Buckhead-based Absolute Care offered to take on some of Gurley’s former patients.

“The loss of a large HIV and LGBTQ-centered primary care provider in Atlanta is terrible news for a community already short on medical providers,” Medical Director Joel Rosenstock said. “Absolute Care welcomes new patients, but the loss of a long-time caregiver is never easy.”

Here is Gurley’s announcement to patients: 

March 23, 2020

Dear Patients,

Patients that were in the office since Monday, March 9, 2020, had potential exposure to the novel coronavirus. Pursuant to current CDC guidelines, patients who had contact with the teams of Dr. Elliott, P.A. Griffin, P.A. Moody, and my team since March 9, 2020, should quarantine themselves for two weeks from the date they were in the office. Additionally, regardless of which team treated you, I recommend that if you were in the office since March 9, 2020, you quarantine yourself for two weeks from the date you were in the office. As you have probably heard by now, you can be contagious before symptoms appear.  
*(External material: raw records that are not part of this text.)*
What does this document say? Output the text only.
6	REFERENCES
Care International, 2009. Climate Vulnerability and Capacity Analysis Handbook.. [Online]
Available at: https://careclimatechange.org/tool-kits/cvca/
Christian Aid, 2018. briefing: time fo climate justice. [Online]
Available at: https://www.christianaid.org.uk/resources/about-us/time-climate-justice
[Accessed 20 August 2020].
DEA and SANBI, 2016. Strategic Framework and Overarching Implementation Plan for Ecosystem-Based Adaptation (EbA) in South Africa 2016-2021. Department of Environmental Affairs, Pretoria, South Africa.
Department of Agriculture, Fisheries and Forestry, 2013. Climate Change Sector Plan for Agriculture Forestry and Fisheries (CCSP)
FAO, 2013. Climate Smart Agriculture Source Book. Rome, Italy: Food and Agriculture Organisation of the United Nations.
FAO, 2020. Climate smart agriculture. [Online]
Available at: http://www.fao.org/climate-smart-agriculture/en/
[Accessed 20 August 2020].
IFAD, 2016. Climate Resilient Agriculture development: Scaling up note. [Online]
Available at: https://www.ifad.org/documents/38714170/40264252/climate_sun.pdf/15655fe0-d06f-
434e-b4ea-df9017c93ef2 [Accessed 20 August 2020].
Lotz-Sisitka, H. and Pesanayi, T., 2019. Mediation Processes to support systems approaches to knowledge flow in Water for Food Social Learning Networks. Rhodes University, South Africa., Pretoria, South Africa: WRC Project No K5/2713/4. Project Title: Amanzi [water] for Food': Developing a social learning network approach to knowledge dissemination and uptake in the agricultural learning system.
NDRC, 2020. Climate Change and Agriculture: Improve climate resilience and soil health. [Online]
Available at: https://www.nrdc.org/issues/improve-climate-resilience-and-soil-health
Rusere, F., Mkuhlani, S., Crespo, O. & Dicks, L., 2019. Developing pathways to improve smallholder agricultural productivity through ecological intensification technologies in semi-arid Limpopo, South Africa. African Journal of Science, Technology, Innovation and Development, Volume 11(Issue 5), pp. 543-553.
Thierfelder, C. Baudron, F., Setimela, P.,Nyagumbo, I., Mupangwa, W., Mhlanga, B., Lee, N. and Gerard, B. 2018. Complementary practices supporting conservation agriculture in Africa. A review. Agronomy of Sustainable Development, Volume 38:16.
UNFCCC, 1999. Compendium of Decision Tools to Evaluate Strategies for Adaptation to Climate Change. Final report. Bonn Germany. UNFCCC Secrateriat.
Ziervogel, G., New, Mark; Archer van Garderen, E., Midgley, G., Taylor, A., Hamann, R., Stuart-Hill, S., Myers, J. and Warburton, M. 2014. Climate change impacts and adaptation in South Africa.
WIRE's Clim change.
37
I believe that I have also been infected. I am at home recovering.

This virus is very contagious. I urge you to stay at home and socially isolate.

The Georgia Department of Health has advised me to close the office and I have done so today. 

If you begin to have symptoms of COVID-19 -- fever, chills, with cough and body aches -- and your symptoms are mild with no respiratory distress, there is no need for testing at this point, and you can manage your symptoms with over the counter prescriptions like Tylenol, ibuprofen and Mucinex.

If your symptoms are more severe and you are having shortness of breath, you should report to the emergency room at a nearby hospital.

I have been advised that Piedmont Hospital has stopped any routine testing, imaging, procedures, and surgeries. Nobody is sure how long that will last, but it is likely going to be somewhere between June to August.

We will be managing patients via the patient portal for next month as best as we can. Our goal is to provide you with up to 6 months of refills. If you are not enrolled in the patient portal, you may contact us via e-mail at [email protected]

Unfortunately, I have determined that I have no choice but to permanently close the office on May 1, 2020. This was an incredibly difficult decision for me to make.

We are making arrangements for you and those you authorize to have access to your medical records and will be sending you additional information about this as soon as possible.

Please be patient with us as we all struggle to work through this national emergency.